The 3 months correlation between Urbana and Clarke is -0.59. Overlapping area represents the amount of risk that can be diversified away by holding Urbana and Clarke Inc in the same portfolio, assuming nothing else is changed. The correlation between historical prices or returns on Clarke Inc and Urbana is a relative statistical measure of the degree to which these equity instruments tend to move together. The correlation coefficient measures the extent to which returns on Urbana are associated (or correlated) with Clarke. Values of the correlation coefficient range from -1 to +1, where. The correlation of zero (0) is possible when the price movement of Clarke Inc has no effect on the direction of Urbana i.e., Urbana and Clarke go up and down completely randomly.

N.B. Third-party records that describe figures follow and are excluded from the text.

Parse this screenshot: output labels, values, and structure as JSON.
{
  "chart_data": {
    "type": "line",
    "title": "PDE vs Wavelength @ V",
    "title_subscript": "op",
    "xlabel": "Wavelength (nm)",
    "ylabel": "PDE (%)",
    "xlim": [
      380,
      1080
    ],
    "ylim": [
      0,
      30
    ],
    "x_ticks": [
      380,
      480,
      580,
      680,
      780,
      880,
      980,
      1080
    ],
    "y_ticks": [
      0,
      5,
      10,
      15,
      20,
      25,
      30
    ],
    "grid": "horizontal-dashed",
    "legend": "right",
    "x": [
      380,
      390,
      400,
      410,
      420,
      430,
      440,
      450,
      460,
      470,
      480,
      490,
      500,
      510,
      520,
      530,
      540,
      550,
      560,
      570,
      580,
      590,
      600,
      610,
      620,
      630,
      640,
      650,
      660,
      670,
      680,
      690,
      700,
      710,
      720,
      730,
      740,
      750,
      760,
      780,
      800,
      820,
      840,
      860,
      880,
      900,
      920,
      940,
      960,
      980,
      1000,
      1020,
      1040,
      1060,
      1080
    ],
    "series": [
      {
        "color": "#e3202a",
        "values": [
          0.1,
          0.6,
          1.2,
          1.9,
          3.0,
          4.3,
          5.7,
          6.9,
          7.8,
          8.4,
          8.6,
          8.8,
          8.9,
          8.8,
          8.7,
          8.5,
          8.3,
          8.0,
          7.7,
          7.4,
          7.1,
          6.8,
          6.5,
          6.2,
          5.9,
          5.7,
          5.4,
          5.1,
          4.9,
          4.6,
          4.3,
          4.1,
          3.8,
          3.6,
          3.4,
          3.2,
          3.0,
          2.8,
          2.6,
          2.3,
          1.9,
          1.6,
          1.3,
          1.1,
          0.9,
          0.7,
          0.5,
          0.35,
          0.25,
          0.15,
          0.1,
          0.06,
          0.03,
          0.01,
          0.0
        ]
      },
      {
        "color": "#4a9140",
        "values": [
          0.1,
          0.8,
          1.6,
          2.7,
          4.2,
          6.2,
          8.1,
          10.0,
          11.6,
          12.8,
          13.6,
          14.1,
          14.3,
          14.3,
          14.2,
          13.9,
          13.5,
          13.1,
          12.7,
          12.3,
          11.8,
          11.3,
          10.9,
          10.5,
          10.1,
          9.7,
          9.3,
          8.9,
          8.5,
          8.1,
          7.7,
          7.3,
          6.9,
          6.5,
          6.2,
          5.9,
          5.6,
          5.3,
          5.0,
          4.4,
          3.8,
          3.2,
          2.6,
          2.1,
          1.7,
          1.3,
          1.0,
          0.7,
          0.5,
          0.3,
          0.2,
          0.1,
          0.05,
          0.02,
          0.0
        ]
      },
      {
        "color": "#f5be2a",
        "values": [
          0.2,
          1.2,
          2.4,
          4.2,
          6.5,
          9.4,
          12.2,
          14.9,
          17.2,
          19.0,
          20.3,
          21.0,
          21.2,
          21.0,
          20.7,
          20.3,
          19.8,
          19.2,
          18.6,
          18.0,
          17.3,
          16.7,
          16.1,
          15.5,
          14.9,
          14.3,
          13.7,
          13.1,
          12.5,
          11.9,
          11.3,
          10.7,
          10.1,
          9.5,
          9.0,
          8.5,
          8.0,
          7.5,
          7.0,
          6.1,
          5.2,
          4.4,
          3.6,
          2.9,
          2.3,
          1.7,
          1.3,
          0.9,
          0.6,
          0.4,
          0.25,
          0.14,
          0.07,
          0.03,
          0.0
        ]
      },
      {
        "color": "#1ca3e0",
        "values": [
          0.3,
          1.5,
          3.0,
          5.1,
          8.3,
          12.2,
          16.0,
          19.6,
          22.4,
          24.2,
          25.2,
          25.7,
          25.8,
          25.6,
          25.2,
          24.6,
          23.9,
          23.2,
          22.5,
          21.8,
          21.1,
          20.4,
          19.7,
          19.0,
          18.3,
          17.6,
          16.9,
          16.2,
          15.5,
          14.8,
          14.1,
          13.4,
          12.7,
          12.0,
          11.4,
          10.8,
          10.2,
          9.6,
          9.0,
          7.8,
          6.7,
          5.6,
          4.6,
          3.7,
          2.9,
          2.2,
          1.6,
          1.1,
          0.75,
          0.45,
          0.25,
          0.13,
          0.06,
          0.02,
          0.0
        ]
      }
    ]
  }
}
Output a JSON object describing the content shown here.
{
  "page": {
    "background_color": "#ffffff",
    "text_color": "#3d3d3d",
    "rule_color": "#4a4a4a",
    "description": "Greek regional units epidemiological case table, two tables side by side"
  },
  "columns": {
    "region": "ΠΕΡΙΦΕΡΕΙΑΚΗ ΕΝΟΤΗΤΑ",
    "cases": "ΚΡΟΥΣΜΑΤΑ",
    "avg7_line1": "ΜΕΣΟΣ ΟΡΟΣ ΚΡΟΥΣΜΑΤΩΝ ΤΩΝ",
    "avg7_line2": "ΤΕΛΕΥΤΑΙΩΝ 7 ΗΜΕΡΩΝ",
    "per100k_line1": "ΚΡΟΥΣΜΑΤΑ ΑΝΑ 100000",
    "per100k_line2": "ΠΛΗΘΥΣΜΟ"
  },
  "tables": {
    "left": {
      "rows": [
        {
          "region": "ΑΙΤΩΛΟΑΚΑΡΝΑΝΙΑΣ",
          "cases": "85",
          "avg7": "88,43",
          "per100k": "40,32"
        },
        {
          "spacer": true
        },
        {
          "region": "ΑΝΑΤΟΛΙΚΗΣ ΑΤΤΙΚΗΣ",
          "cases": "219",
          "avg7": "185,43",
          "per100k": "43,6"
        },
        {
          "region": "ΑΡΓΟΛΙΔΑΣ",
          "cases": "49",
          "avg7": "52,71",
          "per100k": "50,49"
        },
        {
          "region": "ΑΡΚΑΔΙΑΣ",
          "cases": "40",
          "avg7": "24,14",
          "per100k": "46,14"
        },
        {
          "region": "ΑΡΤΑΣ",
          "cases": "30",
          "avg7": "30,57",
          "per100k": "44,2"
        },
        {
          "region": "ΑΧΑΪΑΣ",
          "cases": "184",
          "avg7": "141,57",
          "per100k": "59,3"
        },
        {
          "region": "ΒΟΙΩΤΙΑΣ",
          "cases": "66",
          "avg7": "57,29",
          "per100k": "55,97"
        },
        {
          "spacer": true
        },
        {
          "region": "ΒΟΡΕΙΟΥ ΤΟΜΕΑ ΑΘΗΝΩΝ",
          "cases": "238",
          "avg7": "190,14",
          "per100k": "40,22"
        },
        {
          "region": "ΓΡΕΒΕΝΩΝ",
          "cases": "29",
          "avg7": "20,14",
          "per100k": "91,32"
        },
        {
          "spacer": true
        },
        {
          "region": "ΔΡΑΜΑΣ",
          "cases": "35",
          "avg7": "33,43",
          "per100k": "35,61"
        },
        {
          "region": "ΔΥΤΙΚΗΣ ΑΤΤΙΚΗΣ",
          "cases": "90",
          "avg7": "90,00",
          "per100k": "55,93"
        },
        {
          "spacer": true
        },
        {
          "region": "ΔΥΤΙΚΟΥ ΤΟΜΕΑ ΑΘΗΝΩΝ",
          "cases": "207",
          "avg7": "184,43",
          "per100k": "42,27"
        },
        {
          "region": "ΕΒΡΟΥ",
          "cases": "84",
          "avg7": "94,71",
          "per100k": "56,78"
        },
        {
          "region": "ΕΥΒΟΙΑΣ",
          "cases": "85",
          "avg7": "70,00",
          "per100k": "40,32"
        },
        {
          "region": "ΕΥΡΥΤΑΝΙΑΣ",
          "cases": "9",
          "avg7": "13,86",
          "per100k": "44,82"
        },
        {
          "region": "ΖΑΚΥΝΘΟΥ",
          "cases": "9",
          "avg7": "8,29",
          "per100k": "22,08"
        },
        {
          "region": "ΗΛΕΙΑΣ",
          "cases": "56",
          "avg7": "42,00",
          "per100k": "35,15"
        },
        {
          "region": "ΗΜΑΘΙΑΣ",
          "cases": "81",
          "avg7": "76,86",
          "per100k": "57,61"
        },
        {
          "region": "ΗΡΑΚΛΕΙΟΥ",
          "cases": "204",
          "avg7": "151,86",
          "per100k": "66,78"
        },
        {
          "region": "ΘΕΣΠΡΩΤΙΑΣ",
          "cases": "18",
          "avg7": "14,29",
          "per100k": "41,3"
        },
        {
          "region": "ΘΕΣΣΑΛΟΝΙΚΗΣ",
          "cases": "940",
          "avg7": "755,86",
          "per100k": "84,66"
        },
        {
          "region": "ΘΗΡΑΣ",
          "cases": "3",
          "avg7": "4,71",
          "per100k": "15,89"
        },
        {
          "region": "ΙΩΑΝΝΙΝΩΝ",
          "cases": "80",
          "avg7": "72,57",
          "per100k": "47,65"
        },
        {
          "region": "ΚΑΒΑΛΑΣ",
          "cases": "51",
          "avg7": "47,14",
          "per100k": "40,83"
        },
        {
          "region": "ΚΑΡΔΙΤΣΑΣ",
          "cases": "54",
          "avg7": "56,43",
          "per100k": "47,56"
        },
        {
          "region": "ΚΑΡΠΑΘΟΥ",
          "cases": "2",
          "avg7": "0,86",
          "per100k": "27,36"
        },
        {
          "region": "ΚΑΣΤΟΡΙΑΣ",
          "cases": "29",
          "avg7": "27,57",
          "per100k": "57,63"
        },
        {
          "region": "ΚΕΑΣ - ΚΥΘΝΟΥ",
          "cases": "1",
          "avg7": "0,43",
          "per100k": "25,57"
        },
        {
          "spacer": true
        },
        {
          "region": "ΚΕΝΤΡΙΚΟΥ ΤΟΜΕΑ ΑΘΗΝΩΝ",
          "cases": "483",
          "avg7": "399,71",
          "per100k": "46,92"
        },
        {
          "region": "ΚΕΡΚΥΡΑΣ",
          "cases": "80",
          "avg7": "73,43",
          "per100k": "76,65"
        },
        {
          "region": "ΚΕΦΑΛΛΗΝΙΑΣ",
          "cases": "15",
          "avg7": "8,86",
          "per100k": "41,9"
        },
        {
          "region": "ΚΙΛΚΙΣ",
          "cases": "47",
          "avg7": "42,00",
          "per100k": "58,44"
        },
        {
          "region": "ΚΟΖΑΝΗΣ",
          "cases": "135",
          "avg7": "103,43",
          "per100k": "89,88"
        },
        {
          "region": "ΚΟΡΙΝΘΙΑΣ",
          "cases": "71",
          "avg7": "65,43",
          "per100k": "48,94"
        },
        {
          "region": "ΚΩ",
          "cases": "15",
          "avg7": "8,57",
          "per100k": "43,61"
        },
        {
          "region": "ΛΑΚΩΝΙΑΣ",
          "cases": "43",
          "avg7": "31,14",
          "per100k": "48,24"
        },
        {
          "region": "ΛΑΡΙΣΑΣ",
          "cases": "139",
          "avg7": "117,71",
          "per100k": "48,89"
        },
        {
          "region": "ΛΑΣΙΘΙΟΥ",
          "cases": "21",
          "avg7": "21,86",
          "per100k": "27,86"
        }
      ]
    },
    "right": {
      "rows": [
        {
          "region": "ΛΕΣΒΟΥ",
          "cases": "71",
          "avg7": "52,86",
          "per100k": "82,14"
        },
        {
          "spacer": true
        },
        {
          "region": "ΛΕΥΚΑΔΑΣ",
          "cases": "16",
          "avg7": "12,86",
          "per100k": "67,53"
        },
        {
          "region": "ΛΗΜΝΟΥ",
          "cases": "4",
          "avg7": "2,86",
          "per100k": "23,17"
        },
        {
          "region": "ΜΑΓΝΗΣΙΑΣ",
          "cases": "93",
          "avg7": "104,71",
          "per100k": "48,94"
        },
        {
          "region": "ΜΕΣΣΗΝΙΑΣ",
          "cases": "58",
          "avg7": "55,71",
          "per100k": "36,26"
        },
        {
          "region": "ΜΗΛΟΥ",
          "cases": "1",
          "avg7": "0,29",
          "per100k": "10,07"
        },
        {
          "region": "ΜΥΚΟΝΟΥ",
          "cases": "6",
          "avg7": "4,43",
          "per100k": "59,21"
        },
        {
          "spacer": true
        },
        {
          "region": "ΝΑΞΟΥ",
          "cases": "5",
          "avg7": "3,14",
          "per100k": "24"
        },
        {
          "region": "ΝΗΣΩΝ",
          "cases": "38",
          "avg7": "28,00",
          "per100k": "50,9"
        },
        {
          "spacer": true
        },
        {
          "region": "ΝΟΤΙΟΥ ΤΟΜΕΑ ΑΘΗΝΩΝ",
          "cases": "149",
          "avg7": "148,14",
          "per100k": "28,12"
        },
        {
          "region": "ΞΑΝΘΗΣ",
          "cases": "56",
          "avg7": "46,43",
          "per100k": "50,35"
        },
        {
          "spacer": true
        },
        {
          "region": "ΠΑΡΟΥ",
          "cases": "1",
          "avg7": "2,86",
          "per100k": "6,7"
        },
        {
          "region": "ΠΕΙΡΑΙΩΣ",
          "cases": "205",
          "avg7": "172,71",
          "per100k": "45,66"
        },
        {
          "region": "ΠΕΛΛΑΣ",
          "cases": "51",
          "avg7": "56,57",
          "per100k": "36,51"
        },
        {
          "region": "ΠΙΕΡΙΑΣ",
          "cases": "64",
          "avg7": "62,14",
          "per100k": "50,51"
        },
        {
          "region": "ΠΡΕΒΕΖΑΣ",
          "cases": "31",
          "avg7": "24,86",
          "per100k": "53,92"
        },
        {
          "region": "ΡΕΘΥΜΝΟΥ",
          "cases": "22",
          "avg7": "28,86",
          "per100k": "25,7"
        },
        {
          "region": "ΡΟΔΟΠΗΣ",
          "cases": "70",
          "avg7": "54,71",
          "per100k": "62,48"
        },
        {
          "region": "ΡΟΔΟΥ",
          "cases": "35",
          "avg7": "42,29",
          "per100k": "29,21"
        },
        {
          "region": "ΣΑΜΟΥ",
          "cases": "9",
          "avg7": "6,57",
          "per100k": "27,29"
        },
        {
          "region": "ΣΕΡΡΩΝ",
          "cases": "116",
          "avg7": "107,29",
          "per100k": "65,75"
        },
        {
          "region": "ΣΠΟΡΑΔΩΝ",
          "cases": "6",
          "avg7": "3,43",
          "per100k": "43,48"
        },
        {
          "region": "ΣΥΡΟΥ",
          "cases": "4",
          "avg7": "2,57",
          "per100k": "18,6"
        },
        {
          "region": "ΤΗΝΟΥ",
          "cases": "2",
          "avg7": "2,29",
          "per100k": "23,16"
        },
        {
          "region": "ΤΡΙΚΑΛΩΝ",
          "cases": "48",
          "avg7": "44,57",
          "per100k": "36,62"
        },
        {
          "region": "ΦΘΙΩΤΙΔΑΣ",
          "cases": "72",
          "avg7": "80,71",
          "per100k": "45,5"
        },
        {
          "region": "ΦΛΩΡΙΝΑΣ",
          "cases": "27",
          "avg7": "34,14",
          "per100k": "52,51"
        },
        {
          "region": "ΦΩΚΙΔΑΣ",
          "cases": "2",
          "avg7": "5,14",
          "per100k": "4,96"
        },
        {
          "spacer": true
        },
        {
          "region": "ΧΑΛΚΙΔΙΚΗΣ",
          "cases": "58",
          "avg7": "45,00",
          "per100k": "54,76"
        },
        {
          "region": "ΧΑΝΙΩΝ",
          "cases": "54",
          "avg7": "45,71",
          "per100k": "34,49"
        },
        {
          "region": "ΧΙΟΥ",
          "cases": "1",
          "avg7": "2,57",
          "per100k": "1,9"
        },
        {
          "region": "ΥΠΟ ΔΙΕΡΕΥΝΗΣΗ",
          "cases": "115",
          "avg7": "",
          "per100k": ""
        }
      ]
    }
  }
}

Pair Corralation between Urbana and Clarke

Assuming the 90 days trading horizon Urbana is expected to generate 1.79 times less return on investment than Clarke. But when comparing it to its historical volatility, Urbana is 1.12 times less risky than Clarke. It trades about 0.06 of its potential returns per unit of risk. Clarke Inc is currently generating about 0.09 of returns per unit of risk over similar time horizon. If you would invest  1,225  in Clarke Inc on September 1, 2024 and sell it today you would earn a total of  1,155  from holding Clarke Inc or generate 94.29% return on investment over 90 days.
Time Period3 Months [change]
DirectionMoves Against 
StrengthVery Weak
Accuracy99.78%
ValuesDaily Returns

Urbana  vs.  Clarke Inc

 Performance 
       Timeline  
Urbana 

Risk-Adjusted Performance

7 of 100

 
Weak
 
Strong
OK
Compared to the overall equity markets, risk-adjusted returns on investments in Urbana are ranked lower than 7 (%) of all global equities and portfolios over the last 90 days. In spite of comparatively uncertain basic indicators, Urbana may actually be approaching a critical reversion point that can send shares even higher in December 2024.
Clarke Inc 

Risk-Adjusted Performance

0 of 100

 
Weak
 
Strong
Very Weak
Over the last 90 days Clarke Inc has generated negative risk-adjusted returns adding no value to investors with long positions. In spite of very healthy forward indicators, Clarke is not utilizing all of its potentials. The recent stock price disarray, may contribute to short-term losses for the investors.

Urbana and Clarke Volatility Contrast

   Predicted Return Density   
       Returns  

Pair Trading with Urbana and Clarke

The main advantage of trading using opposite Urbana and Clarke positions is that it hedges away some unsystematic risk. Because of two separate transactions, even if Urbana position performs unexpectedly, Clarke can make up some of the losses. Pair trading also minimizes risk from directional movements in the market. For example, if an entire industry or sector drops because of unexpected headlines, the short position in Clarke will offset losses from the drop in Clarke's long position.
The idea behind Urbana and Clarke Inc pairs trading is to make the combined position market-neutral, meaning the overall market's direction will not affect its win or loss (or potential downside or upside). This can be achieved by designing a pairs trade with two highly correlated stocks or equities that operate in a similar space or sector, making it possible to obtain profits through simple and relatively low-risk investment.
Check out your portfolio center.
Note that this page's information should be used as a complementary analysis to find the right mix of equity instruments to add to your existing portfolios or create a brand new portfolio. You can also try the Portfolio Optimization module to compute new portfolio that will generate highest expected return given your specified tolerance for risk.